The primary objective of the study is to determine the efficacy of Avastin in combination with temozolomide and irinotecan in terms of response rate. The secondary objectives are to describe the overall and progression-free survivals of unresectable patients treated with upfront Avastin, temozolomide and irinotecan and to assess the safety of Avastin, temozolomide and irinotecan in unresectable glioblastoma patients. This is a phase II study with the combination of Avastin, temozolomide and irinotecan for unresectable or multifocal World Health Organization (WHO) grade IV malignant glioma patients. Patients will receive up to four cycles of Avastin, temozolomide and irinotecan.
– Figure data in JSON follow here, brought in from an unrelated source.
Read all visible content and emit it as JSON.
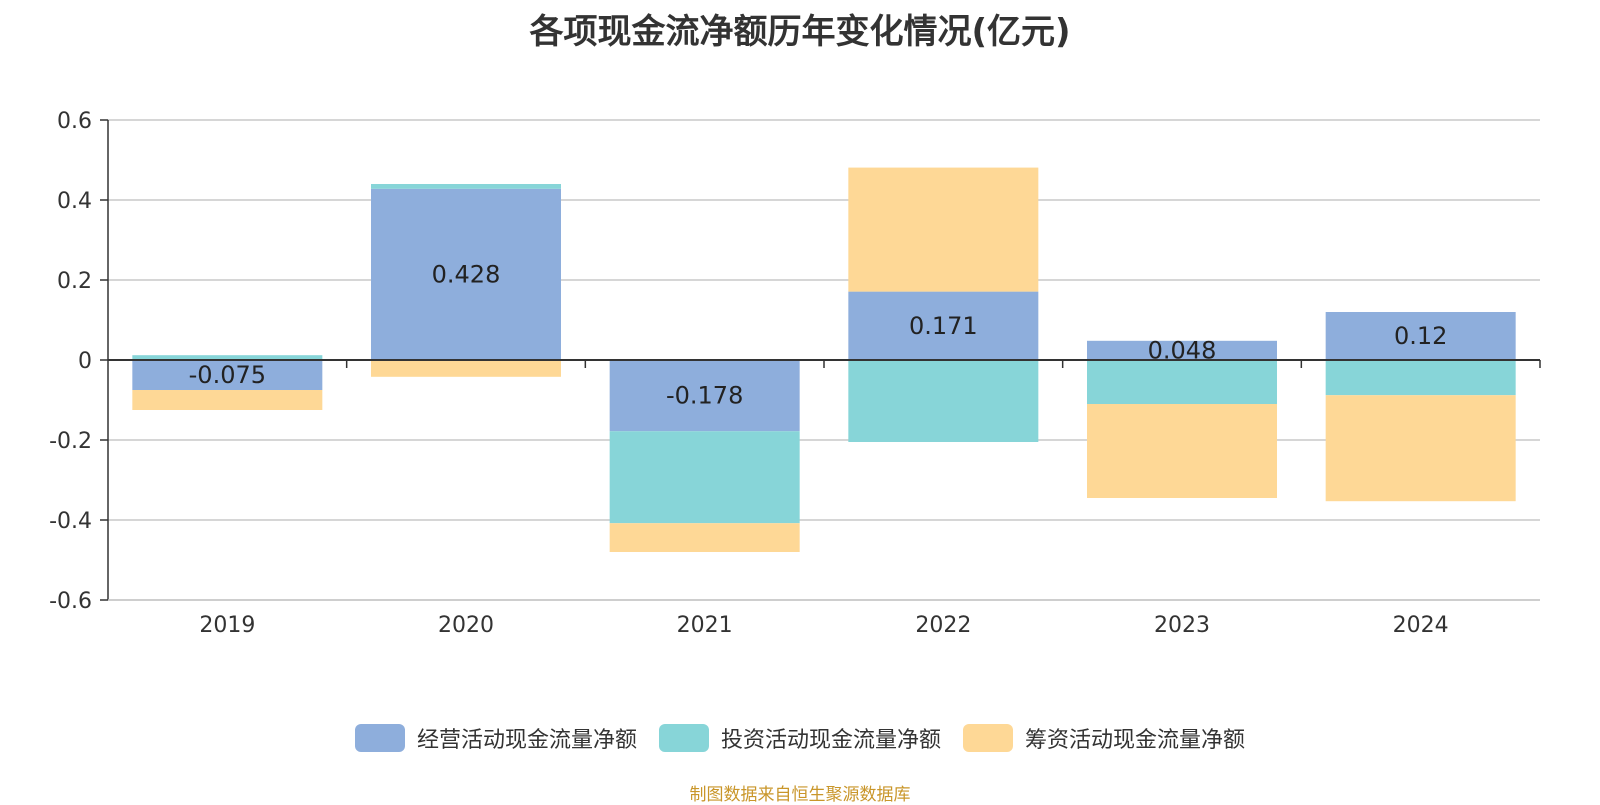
{
  "chart_data": {
    "type": "bar",
    "stacked": true,
    "title": "各项现金流净额历年变化情况(亿元)",
    "categories": [
      "2019",
      "2020",
      "2021",
      "2022",
      "2023",
      "2024"
    ],
    "series": [
      {
        "name": "经营活动现金流量净额",
        "color": "#8eaedc",
        "values": [
          -0.075,
          0.428,
          -0.178,
          0.171,
          0.048,
          0.12
        ],
        "labels": [
          "-0.075",
          "0.428",
          "-0.178",
          "0.171",
          "0.048",
          "0.12"
        ]
      },
      {
        "name": "投资活动现金流量净额",
        "color": "#87d5d8",
        "values": [
          0.012,
          0.012,
          -0.23,
          -0.205,
          -0.11,
          -0.088
        ]
      },
      {
        "name": "筹资活动现金流量净额",
        "color": "#fed896",
        "values": [
          -0.05,
          -0.042,
          -0.072,
          0.31,
          -0.235,
          -0.265
        ]
      }
    ],
    "ylim": [
      -0.6,
      0.6
    ],
    "yticks": [
      -0.6,
      -0.4,
      -0.2,
      0,
      0.2,
      0.4,
      0.6
    ],
    "ytick_labels": [
      "-0.6",
      "-0.4",
      "-0.2",
      "0",
      "0.2",
      "0.4",
      "0.6"
    ],
    "grid": true,
    "legend": "bottom-center"
  },
  "source": "制图数据来自恒生聚源数据库"
}
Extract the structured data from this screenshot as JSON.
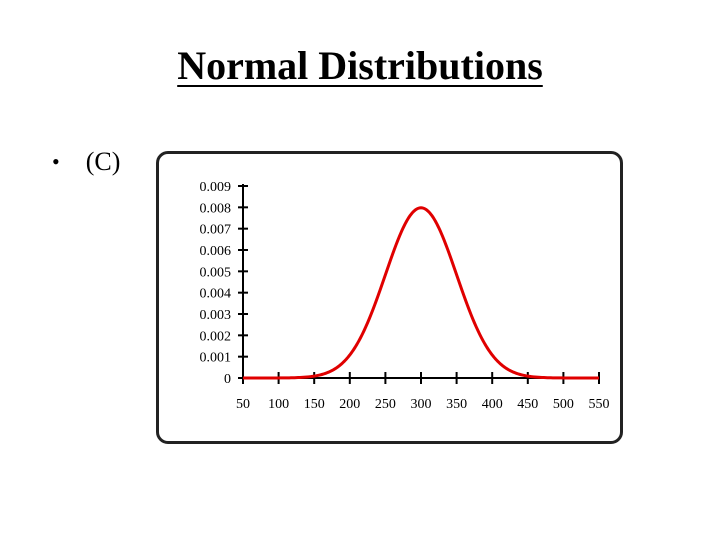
{
  "slide": {
    "title": "Normal Distributions",
    "bullet_marker": "•",
    "bullet_text": "(C)"
  },
  "colors": {
    "curve": "#e00000",
    "axis": "#000000",
    "frame": "#222222"
  },
  "chart_data": {
    "type": "line",
    "title": "",
    "xlabel": "",
    "ylabel": "",
    "distribution": {
      "mean": 300,
      "sd": 50
    },
    "xlim": [
      50,
      550
    ],
    "ylim": [
      0,
      0.009
    ],
    "x_ticks": [
      50,
      100,
      150,
      200,
      250,
      300,
      350,
      400,
      450,
      500,
      550
    ],
    "x_tick_labels": [
      "50",
      "100",
      "150",
      "200",
      "250",
      "300",
      "350",
      "400",
      "450",
      "500",
      "550"
    ],
    "y_ticks": [
      0,
      0.001,
      0.002,
      0.003,
      0.004,
      0.005,
      0.006,
      0.007,
      0.008,
      0.009
    ],
    "y_tick_labels": [
      "0",
      "0.001",
      "0.002",
      "0.003",
      "0.004",
      "0.005",
      "0.006",
      "0.007",
      "0.008",
      "0.009"
    ],
    "grid": false,
    "series": [
      {
        "x": [
          50,
          100,
          150,
          175,
          200,
          225,
          250,
          275,
          300,
          325,
          350,
          375,
          400,
          425,
          450,
          500,
          550
        ],
        "y": [
          0.0,
          0.0,
          0.0001,
          0.0004,
          0.0011,
          0.0026,
          0.0048,
          0.007,
          0.008,
          0.007,
          0.0048,
          0.0026,
          0.0011,
          0.0004,
          0.0001,
          0.0,
          0.0
        ]
      }
    ]
  }
}
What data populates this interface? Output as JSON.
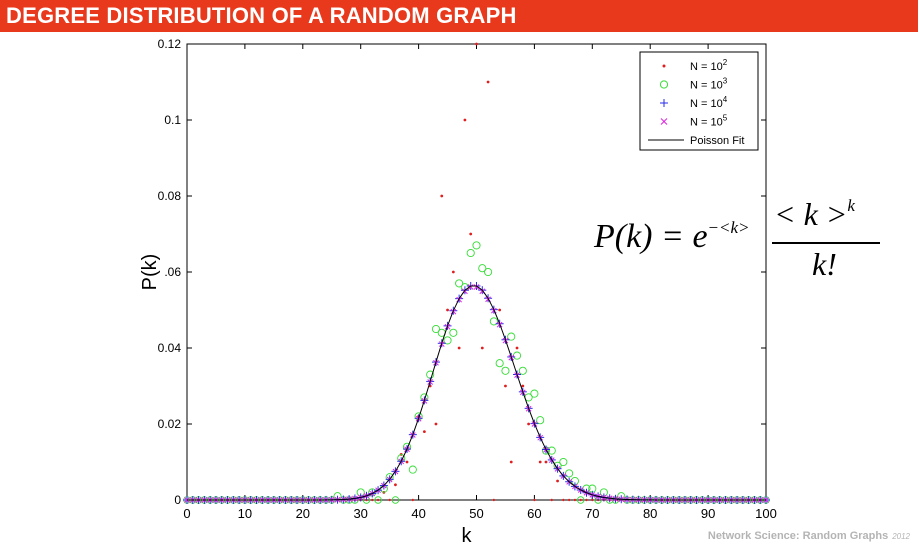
{
  "slide_title": "DEGREE DISTRIBUTION OF A RANDOM GRAPH",
  "footer": {
    "text": "Network Science: Random Graphs",
    "year": "2012"
  },
  "formula": {
    "lhs": "P(k) = e",
    "exponent": "−<k>",
    "numerator": "< k >",
    "numerator_power": "k",
    "denominator": "k!"
  },
  "colors": {
    "title_bg": "#e8391c",
    "n100": "#e02020",
    "n1000": "#33dd33",
    "n10000": "#2a2aee",
    "n100000": "#e020e0",
    "fit": "#000000"
  },
  "chart_data": {
    "type": "scatter",
    "title": "",
    "xlabel": "k",
    "ylabel": "P(k)",
    "xlim": [
      0,
      100
    ],
    "ylim": [
      0,
      0.12
    ],
    "xticks": [
      "0",
      "10",
      "20",
      "30",
      "40",
      "50",
      "60",
      "70",
      "80",
      "90",
      "100"
    ],
    "yticks": [
      "0",
      "0.02",
      "0.04",
      ".06",
      "0.08",
      "0.1",
      "0.12"
    ],
    "legend_position": "top-right",
    "mean_degree": 50,
    "series": [
      {
        "name": "N = 10",
        "power": "2",
        "marker": "dot",
        "color": "#e02020",
        "points": [
          [
            34,
            0.002
          ],
          [
            36,
            0.004
          ],
          [
            37,
            0.012
          ],
          [
            38,
            0.01
          ],
          [
            40,
            0.022
          ],
          [
            41,
            0.018
          ],
          [
            42,
            0.03
          ],
          [
            43,
            0.02
          ],
          [
            44,
            0.08
          ],
          [
            45,
            0.05
          ],
          [
            46,
            0.06
          ],
          [
            47,
            0.04
          ],
          [
            48,
            0.1
          ],
          [
            49,
            0.07
          ],
          [
            50,
            0.12
          ],
          [
            51,
            0.04
          ],
          [
            52,
            0.11
          ],
          [
            54,
            0.05
          ],
          [
            55,
            0.03
          ],
          [
            56,
            0.01
          ],
          [
            57,
            0.04
          ],
          [
            58,
            0.03
          ],
          [
            59,
            0.02
          ],
          [
            61,
            0.01
          ],
          [
            62,
            0.01
          ],
          [
            64,
            0.005
          ]
        ]
      },
      {
        "name": "N = 10",
        "power": "3",
        "marker": "circle",
        "color": "#33dd33",
        "points": [
          [
            26,
            0.001
          ],
          [
            30,
            0.002
          ],
          [
            32,
            0.002
          ],
          [
            34,
            0.003
          ],
          [
            35,
            0.006
          ],
          [
            37,
            0.011
          ],
          [
            38,
            0.014
          ],
          [
            39,
            0.008
          ],
          [
            40,
            0.022
          ],
          [
            41,
            0.027
          ],
          [
            42,
            0.033
          ],
          [
            43,
            0.045
          ],
          [
            44,
            0.044
          ],
          [
            45,
            0.042
          ],
          [
            46,
            0.044
          ],
          [
            47,
            0.057
          ],
          [
            48,
            0.056
          ],
          [
            49,
            0.065
          ],
          [
            50,
            0.067
          ],
          [
            51,
            0.061
          ],
          [
            52,
            0.06
          ],
          [
            53,
            0.047
          ],
          [
            54,
            0.036
          ],
          [
            55,
            0.034
          ],
          [
            56,
            0.043
          ],
          [
            57,
            0.038
          ],
          [
            58,
            0.034
          ],
          [
            59,
            0.027
          ],
          [
            60,
            0.028
          ],
          [
            61,
            0.021
          ],
          [
            62,
            0.013
          ],
          [
            63,
            0.013
          ],
          [
            64,
            0.009
          ],
          [
            65,
            0.01
          ],
          [
            66,
            0.007
          ],
          [
            67,
            0.005
          ],
          [
            69,
            0.003
          ],
          [
            70,
            0.003
          ],
          [
            72,
            0.002
          ],
          [
            75,
            0.001
          ]
        ]
      },
      {
        "name": "N = 10",
        "power": "4",
        "marker": "plus",
        "color": "#2a2aee",
        "from_fit": true
      },
      {
        "name": "N = 10",
        "power": "5",
        "marker": "cross",
        "color": "#e020e0",
        "from_fit": true
      },
      {
        "name": "Poisson Fit",
        "marker": "line",
        "color": "#000000",
        "from_fit": true
      }
    ]
  }
}
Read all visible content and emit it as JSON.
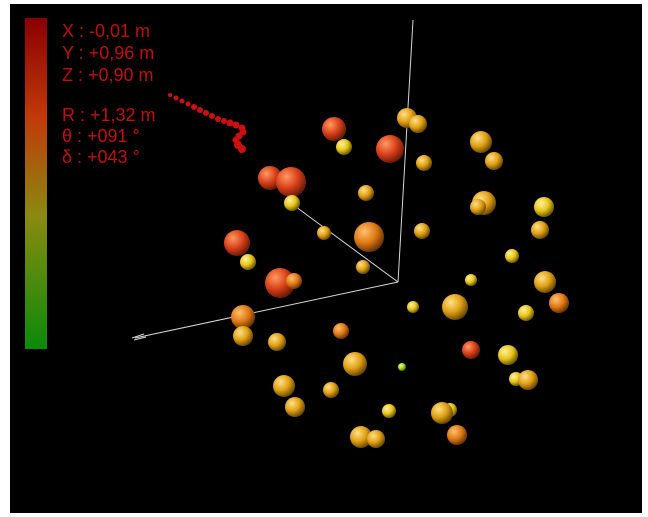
{
  "colorbar": {
    "top_color": "#8a0000",
    "upper_color": "#c03a0a",
    "mid_color": "#8a8a10",
    "bottom_color": "#0a8a0a"
  },
  "readout": {
    "color": "#c0100c",
    "x": "X : -0,01 m",
    "y": "Y : +0,96 m",
    "z": "Z : +0,90 m",
    "r": "R : +1,32 m",
    "theta": "θ : +091 °",
    "delta": "δ : +043 °"
  },
  "scene": {
    "axis_color": "#d8d8d8",
    "probe_color": "#cc1010",
    "sphere_palette": {
      "red_orange": "#d8401a",
      "orange": "#e07a14",
      "amber": "#e0a014",
      "yellow": "#e8c418",
      "lime": "#a8d418"
    }
  }
}
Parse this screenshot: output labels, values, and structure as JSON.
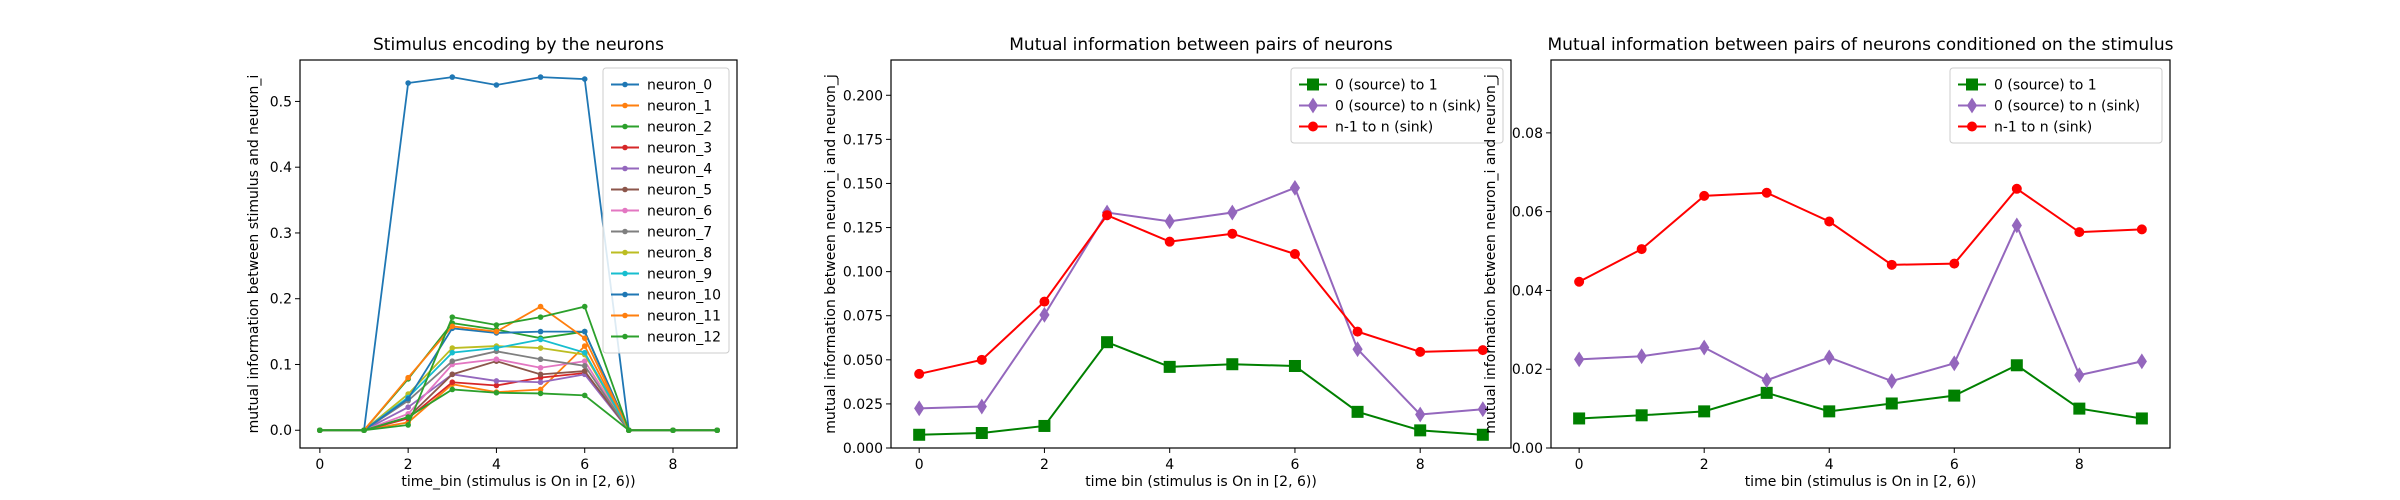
{
  "chart_data": [
    {
      "type": "line",
      "title": "Stimulus encoding by the neurons",
      "xlabel": "time_bin (stimulus is On in [2, 6))",
      "ylabel": "mutual information between stimulus and neuron_i",
      "xlim": [
        -0.45,
        9.45
      ],
      "ylim": [
        -0.027,
        0.563
      ],
      "xticks": [
        0,
        2,
        4,
        6,
        8
      ],
      "yticks": [
        0.0,
        0.1,
        0.2,
        0.3,
        0.4,
        0.5
      ],
      "ytick_labels": [
        "0.0",
        "0.1",
        "0.2",
        "0.3",
        "0.4",
        "0.5"
      ],
      "legend_position": "top-right",
      "x": [
        0,
        1,
        2,
        3,
        4,
        5,
        6,
        7,
        8,
        9
      ],
      "series": [
        {
          "name": "neuron_0",
          "color": "#1f77b4",
          "marker": "circle",
          "values": [
            0,
            0,
            0.528,
            0.537,
            0.525,
            0.537,
            0.534,
            0,
            0,
            0
          ]
        },
        {
          "name": "neuron_1",
          "color": "#ff7f0e",
          "marker": "circle",
          "values": [
            0,
            0,
            0.012,
            0.07,
            0.058,
            0.062,
            0.128,
            0,
            0,
            0
          ]
        },
        {
          "name": "neuron_2",
          "color": "#2ca02c",
          "marker": "circle",
          "values": [
            0,
            0,
            0.078,
            0.163,
            0.153,
            0.14,
            0.15,
            0,
            0,
            0
          ]
        },
        {
          "name": "neuron_3",
          "color": "#d62728",
          "marker": "circle",
          "values": [
            0,
            0,
            0.018,
            0.073,
            0.068,
            0.08,
            0.087,
            0,
            0,
            0
          ]
        },
        {
          "name": "neuron_4",
          "color": "#9467bd",
          "marker": "circle",
          "values": [
            0,
            0,
            0.035,
            0.085,
            0.075,
            0.073,
            0.085,
            0,
            0,
            0
          ]
        },
        {
          "name": "neuron_5",
          "color": "#8c564b",
          "marker": "circle",
          "values": [
            0,
            0,
            0.02,
            0.085,
            0.105,
            0.085,
            0.09,
            0,
            0,
            0
          ]
        },
        {
          "name": "neuron_6",
          "color": "#e377c2",
          "marker": "circle",
          "values": [
            0,
            0,
            0.025,
            0.1,
            0.108,
            0.095,
            0.105,
            0,
            0,
            0
          ]
        },
        {
          "name": "neuron_7",
          "color": "#7f7f7f",
          "marker": "circle",
          "values": [
            0,
            0,
            0.045,
            0.105,
            0.12,
            0.108,
            0.098,
            0,
            0,
            0
          ]
        },
        {
          "name": "neuron_8",
          "color": "#bcbd22",
          "marker": "circle",
          "values": [
            0,
            0,
            0.055,
            0.125,
            0.128,
            0.125,
            0.115,
            0,
            0,
            0
          ]
        },
        {
          "name": "neuron_9",
          "color": "#17becf",
          "marker": "circle",
          "values": [
            0,
            0,
            0.05,
            0.118,
            0.125,
            0.138,
            0.118,
            0,
            0,
            0
          ]
        },
        {
          "name": "neuron_10",
          "color": "#1f77b4",
          "marker": "circle",
          "values": [
            0,
            0,
            0.048,
            0.155,
            0.148,
            0.15,
            0.15,
            0,
            0,
            0
          ]
        },
        {
          "name": "neuron_11",
          "color": "#ff7f0e",
          "marker": "circle",
          "values": [
            0,
            0,
            0.08,
            0.158,
            0.15,
            0.188,
            0.14,
            0,
            0,
            0
          ]
        },
        {
          "name": "neuron_12",
          "color": "#2ca02c",
          "marker": "circle",
          "values": [
            0,
            0,
            0.008,
            0.172,
            0.16,
            0.172,
            0.188,
            0,
            0,
            0
          ]
        },
        {
          "name": "",
          "color": "#2ca02c",
          "marker": "circle",
          "values": [
            0,
            0,
            0.02,
            0.062,
            0.057,
            0.056,
            0.053,
            0,
            0,
            0
          ]
        }
      ]
    },
    {
      "type": "line",
      "title": "Mutual information between pairs of neurons",
      "xlabel": "time bin (stimulus is On in [2, 6))",
      "ylabel": "mutual information between neuron_i and neuron_j",
      "xlim": [
        -0.45,
        9.45
      ],
      "ylim": [
        0.0,
        0.22
      ],
      "xticks": [
        0,
        2,
        4,
        6,
        8
      ],
      "yticks": [
        0.0,
        0.025,
        0.05,
        0.075,
        0.1,
        0.125,
        0.15,
        0.175,
        0.2
      ],
      "ytick_labels": [
        "0.000",
        "0.025",
        "0.050",
        "0.075",
        "0.100",
        "0.125",
        "0.150",
        "0.175",
        "0.200"
      ],
      "legend_position": "top-right",
      "x": [
        0,
        1,
        2,
        3,
        4,
        5,
        6,
        7,
        8,
        9
      ],
      "series": [
        {
          "name": "0 (source) to 1",
          "color": "#008000",
          "marker": "square",
          "values": [
            0.0075,
            0.0085,
            0.0125,
            0.06,
            0.046,
            0.0475,
            0.0465,
            0.0205,
            0.01,
            0.0075
          ]
        },
        {
          "name": "0 (source) to n (sink)",
          "color": "#9467bd",
          "marker": "diamond",
          "values": [
            0.0225,
            0.0235,
            0.0755,
            0.1335,
            0.1285,
            0.1335,
            0.1475,
            0.056,
            0.019,
            0.022
          ]
        },
        {
          "name": "n-1 to n (sink)",
          "color": "#ff0000",
          "marker": "circle",
          "values": [
            0.042,
            0.05,
            0.083,
            0.132,
            0.117,
            0.1215,
            0.11,
            0.066,
            0.0545,
            0.0555
          ]
        }
      ]
    },
    {
      "type": "line",
      "title": "Mutual information between pairs of neurons conditioned on the stimulus",
      "xlabel": "time bin (stimulus is On in [2, 6))",
      "ylabel": "mutual information between neuron_i and neuron_j",
      "xlim": [
        -0.45,
        9.45
      ],
      "ylim": [
        0.0,
        0.0985
      ],
      "xticks": [
        0,
        2,
        4,
        6,
        8
      ],
      "yticks": [
        0.0,
        0.02,
        0.04,
        0.06,
        0.08
      ],
      "ytick_labels": [
        "0.00",
        "0.02",
        "0.04",
        "0.06",
        "0.08"
      ],
      "legend_position": "top-right",
      "x": [
        0,
        1,
        2,
        3,
        4,
        5,
        6,
        7,
        8,
        9
      ],
      "series": [
        {
          "name": "0 (source) to 1",
          "color": "#008000",
          "marker": "square",
          "values": [
            0.0075,
            0.0083,
            0.0093,
            0.014,
            0.0093,
            0.0113,
            0.0133,
            0.021,
            0.01,
            0.0075
          ]
        },
        {
          "name": "0 (source) to n (sink)",
          "color": "#9467bd",
          "marker": "diamond",
          "values": [
            0.0225,
            0.0233,
            0.0255,
            0.0172,
            0.023,
            0.017,
            0.0215,
            0.0565,
            0.0185,
            0.022
          ]
        },
        {
          "name": "n-1 to n (sink)",
          "color": "#ff0000",
          "marker": "circle",
          "values": [
            0.0422,
            0.0505,
            0.064,
            0.0648,
            0.0575,
            0.0465,
            0.0468,
            0.0658,
            0.0548,
            0.0555
          ]
        }
      ]
    }
  ]
}
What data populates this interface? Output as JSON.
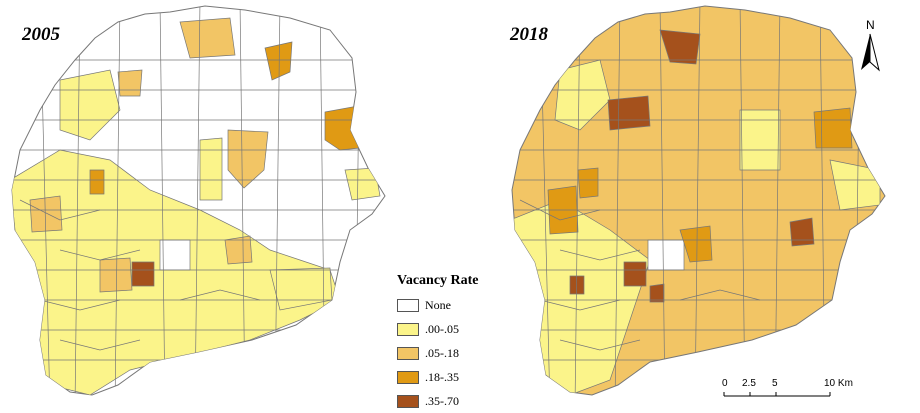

Approximately 41 subjects will take part in this study at Duke.
Study Type
INTERVENTIONAL
Allocation
NA
Purpose
TREATMENT
Masking
NONE
Enrollment
41
Avastin, by intravenous infusion, 10 mg/kg every 14 days
Oral temozolomide at 200 mg/m2 daily for 5 days
Irinotecan, by intravenous infusion, every other week (dose dependent upon if taking enzyme-inducing anti-epileptic drugs or if a blood test indicates the patient has the UGT 1A1 polymorphism)
The Preston Robert Tisch Brain Tumor Center at Duke University Medical Center
Durham, North Carolina, United States
Response Rate
The percentage of participants with a complete or partial response as determined by a modification of the Response Assessment in Neuro-Oncology (RANO) criteria. Complete Response (CR) was defined as complete disappearance on MR/CT of all enhancing tumor and mass effect, off all corticosteroids (or receiving only adrenal replacement doses) and accompanied by a stable or improving neurologic examination. Partial Response (PR) was defined as greater than or equal to 50% reduction in tumor size on MR/CT by bi-dimensional measurement, on a stable or decreasing dose of corticosteroids and accompanied by a stable or improving neurologic examination. Per the criteria, confirmation of response was required. Response rate = CR+PR.
Time frame: 4 months
Incidence and Severity of Central Nervous System (CNS) Hemorrhage and Systemic Hemorrhage
Incidence and severity of CNS hemorrhage and systemic hemorrhage- The adverse events for this study were collected using Common Terminology Criteria for Adverse Events (CTCAE) version 3.0, and have been converted to CTCAE version 4.0 for entry into ClinicalTrials.gov.
Time frame: 4 months
Incidence of Grade ≥ 4 Hematologic and ≥ Grade 3 Non-hematologic Toxicities
Incidence of treatment-related, grade ≥ 4 hematologic and ≥ grade 3 non-hematologic toxicities- The adverse events for this study were collected using Common Terminology Criteria for Adverse Events (CTCAE) version 3.0, and have been converted to CTCAE version 4.0 for entry into ClinicalTrials.gov.
Time frame: 4 months
Median Progression-free Survival (PFS)
Time in months from the start of study treatment to the date of first progression according to RANO criteria, or to death due to any cause. Per RANO, progression is a ≥ 25% increase in the sum of the products of perpendicular diameters of enhancing lesions, worsening T2/FLAIR, any new lesion, or clinical deterioration. Patients alive who had not progressed as of the last follow-up had PFS censored at the last follow-up date. Median PFS was estimated using a Kaplan-Meier curve.
Time frame: 36 months
Median Overall Survival (OS)
Time in months from the start of study treatment to the date of death due to any cause. Patients alive as of the last follow-up had OS censored at the last follow-up date. Median OS was estimated using a Kaplan-Meier curve.